I'm trying to figure out if it's possible to derive a general form for the linear operator $L_z$(rotational momentum in Quantum mechanics) which is a combination of the four linear operators
$$X, Y, P_X, P_Y$$
solely based on knowing its commutators. We know that all the four operators commute except for $X$ and $P_X$, and $Y$ and $P_Y$. More specifically:
$$ [X, P_X] = I = \text{the identity function} $$
$$ [Y, P_Y] = I = \text{the identity function} $$
Where $[., .]$ is the commutator of two operators such that $[A, B] = AB - BA$. (I know in quantum mechanics the right hand side is not $1$ and is $i\hbar$, but that's irrelevant to the general idea of the problem)
We know that:
$$ L_z = \sum_{\alpha,\beta,\gamma,\delta=0}^{\infty} c_{\alpha,\beta,\gamma\,\delta} X^\alpha Y^\beta P_x^\gamma P_y^\delta + d_{\alpha, \beta, \gamma, \delta} P_x^{\alpha} P_Y^\beta X^\gamma Y^\delta $$
We also know the commutators of $L_z$ with the four operators:
$$ [L_z, X] = -Y $$
$$ [L_z, Y] = X $$
$$ [L_z, P_X] = -P_Y $$
$$ [L_z, P_Y] = P_X $$
From quantum mechanics we know (one possible solution) is $L_Z = X P_Y - Y P_X$. But how can one find the general form of $L_z$?

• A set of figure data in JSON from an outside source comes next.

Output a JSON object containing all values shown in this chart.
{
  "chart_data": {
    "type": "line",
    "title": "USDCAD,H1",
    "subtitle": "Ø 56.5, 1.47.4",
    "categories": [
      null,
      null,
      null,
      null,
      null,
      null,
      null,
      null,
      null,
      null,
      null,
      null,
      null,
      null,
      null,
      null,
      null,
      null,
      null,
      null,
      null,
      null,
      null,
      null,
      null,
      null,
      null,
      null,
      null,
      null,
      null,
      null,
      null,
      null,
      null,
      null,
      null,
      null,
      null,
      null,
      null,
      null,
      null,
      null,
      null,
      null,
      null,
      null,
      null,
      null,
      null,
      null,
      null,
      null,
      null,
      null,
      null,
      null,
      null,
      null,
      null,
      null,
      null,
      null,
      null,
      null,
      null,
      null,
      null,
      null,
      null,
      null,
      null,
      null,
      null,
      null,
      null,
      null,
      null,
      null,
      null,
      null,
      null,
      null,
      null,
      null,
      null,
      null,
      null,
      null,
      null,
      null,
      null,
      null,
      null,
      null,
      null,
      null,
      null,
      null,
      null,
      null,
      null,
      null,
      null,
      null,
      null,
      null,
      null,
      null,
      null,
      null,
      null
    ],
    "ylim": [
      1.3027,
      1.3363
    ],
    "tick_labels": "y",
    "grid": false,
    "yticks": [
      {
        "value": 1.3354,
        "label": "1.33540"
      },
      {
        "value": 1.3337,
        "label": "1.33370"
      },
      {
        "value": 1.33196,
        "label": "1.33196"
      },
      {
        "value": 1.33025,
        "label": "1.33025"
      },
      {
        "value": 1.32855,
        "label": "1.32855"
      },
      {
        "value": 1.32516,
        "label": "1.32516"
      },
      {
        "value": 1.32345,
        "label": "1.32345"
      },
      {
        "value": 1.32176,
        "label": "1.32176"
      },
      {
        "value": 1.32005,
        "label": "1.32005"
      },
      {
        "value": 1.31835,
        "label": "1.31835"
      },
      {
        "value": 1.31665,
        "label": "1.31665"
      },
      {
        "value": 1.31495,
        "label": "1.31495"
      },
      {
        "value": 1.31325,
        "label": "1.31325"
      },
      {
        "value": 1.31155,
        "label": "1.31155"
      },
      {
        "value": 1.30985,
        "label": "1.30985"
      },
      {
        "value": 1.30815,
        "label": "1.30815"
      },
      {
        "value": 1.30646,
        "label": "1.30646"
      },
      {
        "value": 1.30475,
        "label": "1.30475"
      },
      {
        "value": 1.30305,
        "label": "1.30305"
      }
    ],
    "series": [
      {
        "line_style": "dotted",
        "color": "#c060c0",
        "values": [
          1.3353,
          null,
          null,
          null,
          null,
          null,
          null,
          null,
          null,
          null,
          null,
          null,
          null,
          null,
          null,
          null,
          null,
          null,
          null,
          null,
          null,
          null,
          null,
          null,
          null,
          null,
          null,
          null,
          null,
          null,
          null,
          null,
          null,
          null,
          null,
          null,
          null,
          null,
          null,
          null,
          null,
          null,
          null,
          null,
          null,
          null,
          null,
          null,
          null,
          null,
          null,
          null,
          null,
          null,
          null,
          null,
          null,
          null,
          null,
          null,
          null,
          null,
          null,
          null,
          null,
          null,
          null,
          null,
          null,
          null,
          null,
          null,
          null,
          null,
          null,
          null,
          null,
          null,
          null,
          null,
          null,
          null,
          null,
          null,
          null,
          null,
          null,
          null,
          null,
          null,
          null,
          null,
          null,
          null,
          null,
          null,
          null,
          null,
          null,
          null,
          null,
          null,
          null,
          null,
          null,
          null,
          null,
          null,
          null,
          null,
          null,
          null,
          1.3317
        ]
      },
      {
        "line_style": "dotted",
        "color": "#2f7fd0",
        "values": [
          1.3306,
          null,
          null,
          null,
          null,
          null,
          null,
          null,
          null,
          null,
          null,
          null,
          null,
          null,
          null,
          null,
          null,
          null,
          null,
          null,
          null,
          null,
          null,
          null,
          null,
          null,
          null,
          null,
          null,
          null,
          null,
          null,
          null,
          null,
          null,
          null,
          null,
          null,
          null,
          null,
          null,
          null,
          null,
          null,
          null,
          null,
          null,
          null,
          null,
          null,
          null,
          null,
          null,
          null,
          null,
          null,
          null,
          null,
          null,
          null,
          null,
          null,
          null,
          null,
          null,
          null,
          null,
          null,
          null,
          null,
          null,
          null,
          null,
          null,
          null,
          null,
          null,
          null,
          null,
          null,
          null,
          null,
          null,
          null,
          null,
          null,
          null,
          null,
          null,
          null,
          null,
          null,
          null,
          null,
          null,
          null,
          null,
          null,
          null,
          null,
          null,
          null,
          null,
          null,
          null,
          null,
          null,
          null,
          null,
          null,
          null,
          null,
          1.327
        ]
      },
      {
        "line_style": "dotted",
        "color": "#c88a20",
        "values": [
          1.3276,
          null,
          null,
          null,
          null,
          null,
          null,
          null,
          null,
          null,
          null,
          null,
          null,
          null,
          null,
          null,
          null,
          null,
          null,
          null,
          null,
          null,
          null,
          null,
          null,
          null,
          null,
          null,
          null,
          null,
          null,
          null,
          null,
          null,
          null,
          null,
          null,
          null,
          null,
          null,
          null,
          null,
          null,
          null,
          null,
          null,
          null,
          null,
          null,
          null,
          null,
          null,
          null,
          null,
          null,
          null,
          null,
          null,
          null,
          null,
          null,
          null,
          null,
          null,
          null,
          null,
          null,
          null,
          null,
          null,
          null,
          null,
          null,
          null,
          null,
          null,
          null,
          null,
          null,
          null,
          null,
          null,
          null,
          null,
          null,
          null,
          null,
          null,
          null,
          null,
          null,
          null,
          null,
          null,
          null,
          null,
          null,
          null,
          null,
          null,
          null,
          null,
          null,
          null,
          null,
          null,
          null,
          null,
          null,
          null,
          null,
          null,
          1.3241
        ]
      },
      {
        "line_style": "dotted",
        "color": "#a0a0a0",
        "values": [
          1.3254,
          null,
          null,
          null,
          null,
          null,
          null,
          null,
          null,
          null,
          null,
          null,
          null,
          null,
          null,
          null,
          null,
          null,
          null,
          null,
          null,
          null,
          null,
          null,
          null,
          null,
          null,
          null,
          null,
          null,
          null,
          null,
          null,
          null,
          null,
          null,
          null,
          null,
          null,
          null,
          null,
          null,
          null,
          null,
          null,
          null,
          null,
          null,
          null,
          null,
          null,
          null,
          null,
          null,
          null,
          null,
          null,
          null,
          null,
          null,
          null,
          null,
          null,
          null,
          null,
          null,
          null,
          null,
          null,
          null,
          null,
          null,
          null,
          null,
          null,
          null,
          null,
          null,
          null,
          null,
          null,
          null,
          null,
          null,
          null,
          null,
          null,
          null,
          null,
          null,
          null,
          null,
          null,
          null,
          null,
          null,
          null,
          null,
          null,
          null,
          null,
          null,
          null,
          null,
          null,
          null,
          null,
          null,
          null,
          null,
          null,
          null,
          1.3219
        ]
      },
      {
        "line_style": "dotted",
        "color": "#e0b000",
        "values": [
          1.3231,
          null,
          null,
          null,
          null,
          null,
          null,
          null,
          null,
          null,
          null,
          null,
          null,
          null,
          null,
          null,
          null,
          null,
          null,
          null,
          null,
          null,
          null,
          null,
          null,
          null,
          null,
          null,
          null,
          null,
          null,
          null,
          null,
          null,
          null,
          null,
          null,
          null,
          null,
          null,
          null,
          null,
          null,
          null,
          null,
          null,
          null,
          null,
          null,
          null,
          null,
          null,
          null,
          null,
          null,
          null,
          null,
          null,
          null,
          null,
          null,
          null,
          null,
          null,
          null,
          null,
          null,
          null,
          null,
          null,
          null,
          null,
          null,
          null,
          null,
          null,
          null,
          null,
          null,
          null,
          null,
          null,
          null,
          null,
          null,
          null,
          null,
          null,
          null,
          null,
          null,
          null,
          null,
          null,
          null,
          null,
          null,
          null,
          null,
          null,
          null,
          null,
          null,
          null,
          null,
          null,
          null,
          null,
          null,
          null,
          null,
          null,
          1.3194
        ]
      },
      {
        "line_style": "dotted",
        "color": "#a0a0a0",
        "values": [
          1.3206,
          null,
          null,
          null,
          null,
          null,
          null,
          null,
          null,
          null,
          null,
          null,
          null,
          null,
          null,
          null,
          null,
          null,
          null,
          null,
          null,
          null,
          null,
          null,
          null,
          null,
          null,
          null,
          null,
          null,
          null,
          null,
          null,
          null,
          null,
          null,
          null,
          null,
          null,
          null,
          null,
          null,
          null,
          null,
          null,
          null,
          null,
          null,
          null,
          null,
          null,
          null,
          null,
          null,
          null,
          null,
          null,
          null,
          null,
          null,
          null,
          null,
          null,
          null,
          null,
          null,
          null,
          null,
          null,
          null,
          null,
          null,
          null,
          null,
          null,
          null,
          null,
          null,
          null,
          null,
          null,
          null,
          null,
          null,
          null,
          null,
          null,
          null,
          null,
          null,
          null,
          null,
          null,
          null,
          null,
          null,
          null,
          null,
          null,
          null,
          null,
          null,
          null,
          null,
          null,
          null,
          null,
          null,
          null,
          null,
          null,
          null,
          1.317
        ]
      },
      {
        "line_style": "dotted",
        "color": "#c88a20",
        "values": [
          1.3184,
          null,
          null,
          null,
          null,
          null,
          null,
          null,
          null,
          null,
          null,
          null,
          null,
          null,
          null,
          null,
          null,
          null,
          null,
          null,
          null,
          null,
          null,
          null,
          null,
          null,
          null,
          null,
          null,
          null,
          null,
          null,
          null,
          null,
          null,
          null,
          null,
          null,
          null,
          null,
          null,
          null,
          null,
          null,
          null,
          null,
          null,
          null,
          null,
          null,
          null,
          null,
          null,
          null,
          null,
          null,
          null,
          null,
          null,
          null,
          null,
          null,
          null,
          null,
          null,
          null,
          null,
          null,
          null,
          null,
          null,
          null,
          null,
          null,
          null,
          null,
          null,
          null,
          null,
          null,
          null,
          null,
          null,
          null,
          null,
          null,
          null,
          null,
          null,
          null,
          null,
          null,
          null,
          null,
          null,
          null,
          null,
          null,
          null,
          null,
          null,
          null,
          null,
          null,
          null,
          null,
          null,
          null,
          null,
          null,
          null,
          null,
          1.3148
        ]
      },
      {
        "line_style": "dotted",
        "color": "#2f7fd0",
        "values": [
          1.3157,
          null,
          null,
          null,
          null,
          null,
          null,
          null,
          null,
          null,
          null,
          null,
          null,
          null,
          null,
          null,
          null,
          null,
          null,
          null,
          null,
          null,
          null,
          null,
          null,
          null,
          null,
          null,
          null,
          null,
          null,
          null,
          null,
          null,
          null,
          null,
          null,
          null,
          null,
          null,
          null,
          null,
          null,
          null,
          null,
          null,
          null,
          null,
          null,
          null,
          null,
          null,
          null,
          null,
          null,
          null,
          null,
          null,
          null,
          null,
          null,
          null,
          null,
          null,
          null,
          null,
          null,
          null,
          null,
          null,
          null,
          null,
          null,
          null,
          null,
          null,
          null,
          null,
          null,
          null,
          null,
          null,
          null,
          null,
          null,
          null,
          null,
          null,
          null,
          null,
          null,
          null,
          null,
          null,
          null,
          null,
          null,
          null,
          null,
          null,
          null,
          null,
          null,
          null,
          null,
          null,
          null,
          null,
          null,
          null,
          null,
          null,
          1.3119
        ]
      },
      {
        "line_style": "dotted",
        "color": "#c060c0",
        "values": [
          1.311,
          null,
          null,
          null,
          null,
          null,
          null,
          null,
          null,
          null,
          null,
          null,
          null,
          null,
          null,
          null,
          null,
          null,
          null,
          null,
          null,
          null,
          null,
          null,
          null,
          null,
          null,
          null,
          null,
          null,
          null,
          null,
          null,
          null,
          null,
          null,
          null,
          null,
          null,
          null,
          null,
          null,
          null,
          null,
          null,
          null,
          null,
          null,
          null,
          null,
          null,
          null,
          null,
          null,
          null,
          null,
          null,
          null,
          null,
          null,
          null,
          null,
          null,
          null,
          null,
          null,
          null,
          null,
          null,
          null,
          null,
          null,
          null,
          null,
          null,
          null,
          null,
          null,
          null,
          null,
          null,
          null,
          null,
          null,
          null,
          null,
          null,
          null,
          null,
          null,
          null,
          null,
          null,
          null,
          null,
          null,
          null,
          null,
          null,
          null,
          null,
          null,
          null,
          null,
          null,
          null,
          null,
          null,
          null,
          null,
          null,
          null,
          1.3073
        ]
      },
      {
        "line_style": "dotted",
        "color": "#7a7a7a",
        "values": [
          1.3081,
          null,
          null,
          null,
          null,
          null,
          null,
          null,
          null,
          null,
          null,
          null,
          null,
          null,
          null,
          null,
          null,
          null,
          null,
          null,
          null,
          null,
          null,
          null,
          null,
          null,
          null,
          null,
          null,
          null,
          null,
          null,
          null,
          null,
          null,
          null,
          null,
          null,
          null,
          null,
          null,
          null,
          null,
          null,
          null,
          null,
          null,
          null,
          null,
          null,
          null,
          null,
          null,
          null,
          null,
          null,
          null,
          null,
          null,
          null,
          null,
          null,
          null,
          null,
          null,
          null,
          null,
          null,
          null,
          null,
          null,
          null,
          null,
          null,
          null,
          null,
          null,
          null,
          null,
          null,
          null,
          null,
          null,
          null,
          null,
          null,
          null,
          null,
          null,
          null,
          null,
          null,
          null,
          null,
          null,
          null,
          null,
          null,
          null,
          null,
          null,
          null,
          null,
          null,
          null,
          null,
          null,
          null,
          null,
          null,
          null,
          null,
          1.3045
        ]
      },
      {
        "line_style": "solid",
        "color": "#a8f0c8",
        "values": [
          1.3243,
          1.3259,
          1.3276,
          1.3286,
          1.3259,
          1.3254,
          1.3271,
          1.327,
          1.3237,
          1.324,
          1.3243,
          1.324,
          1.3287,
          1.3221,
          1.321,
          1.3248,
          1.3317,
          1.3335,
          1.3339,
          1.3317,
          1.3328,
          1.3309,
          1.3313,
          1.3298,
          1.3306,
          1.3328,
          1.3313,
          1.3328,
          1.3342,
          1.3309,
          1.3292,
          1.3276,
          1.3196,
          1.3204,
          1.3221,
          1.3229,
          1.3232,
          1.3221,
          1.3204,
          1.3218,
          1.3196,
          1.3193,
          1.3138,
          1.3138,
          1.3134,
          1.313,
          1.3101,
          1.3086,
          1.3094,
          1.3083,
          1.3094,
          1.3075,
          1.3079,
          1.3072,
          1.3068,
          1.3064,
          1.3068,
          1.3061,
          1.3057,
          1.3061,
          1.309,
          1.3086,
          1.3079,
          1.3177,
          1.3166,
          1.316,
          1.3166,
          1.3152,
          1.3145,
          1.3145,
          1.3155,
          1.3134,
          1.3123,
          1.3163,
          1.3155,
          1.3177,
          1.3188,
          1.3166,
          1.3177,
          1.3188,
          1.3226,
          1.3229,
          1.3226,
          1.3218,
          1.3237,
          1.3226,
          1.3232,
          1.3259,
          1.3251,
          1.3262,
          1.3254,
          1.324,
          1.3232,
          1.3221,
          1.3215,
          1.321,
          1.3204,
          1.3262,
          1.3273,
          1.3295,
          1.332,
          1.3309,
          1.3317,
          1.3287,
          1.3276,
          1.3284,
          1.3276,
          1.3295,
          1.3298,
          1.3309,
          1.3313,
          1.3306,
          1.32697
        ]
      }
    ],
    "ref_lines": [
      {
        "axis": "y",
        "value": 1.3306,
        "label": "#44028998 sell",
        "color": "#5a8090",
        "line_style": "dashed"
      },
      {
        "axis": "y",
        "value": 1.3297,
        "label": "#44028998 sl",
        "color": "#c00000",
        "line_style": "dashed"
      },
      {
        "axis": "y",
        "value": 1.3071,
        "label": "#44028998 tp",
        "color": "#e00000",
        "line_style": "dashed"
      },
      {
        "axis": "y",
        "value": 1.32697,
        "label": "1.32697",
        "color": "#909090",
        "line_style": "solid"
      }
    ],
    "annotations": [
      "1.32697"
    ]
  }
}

I derived the equation below which might come in handy:(it also works for $y$)
$$ [X^{a}, P_X^{b}] = \sum_{m=0}^{a-1}\sum_{n=0}^{b-1} \begin{pmatrix}b-1 \\ n\end{pmatrix} P_X^{b-1-n} X^{m} P_X^n $$
The center of the Weyl algebra (the algebra generated by $X, Y, P_X, P_Y$) consists of scalar multiples of the identity, so the answer is that you can recover $L$ up to a scalar multiple of the identity; in other words, the general solution is $X P_Y - Y P_X + c I$ for some scalar $c$. The argument is very similar to the argument here which shows that the Weyl algebra is simple by repeatedly applying commutators.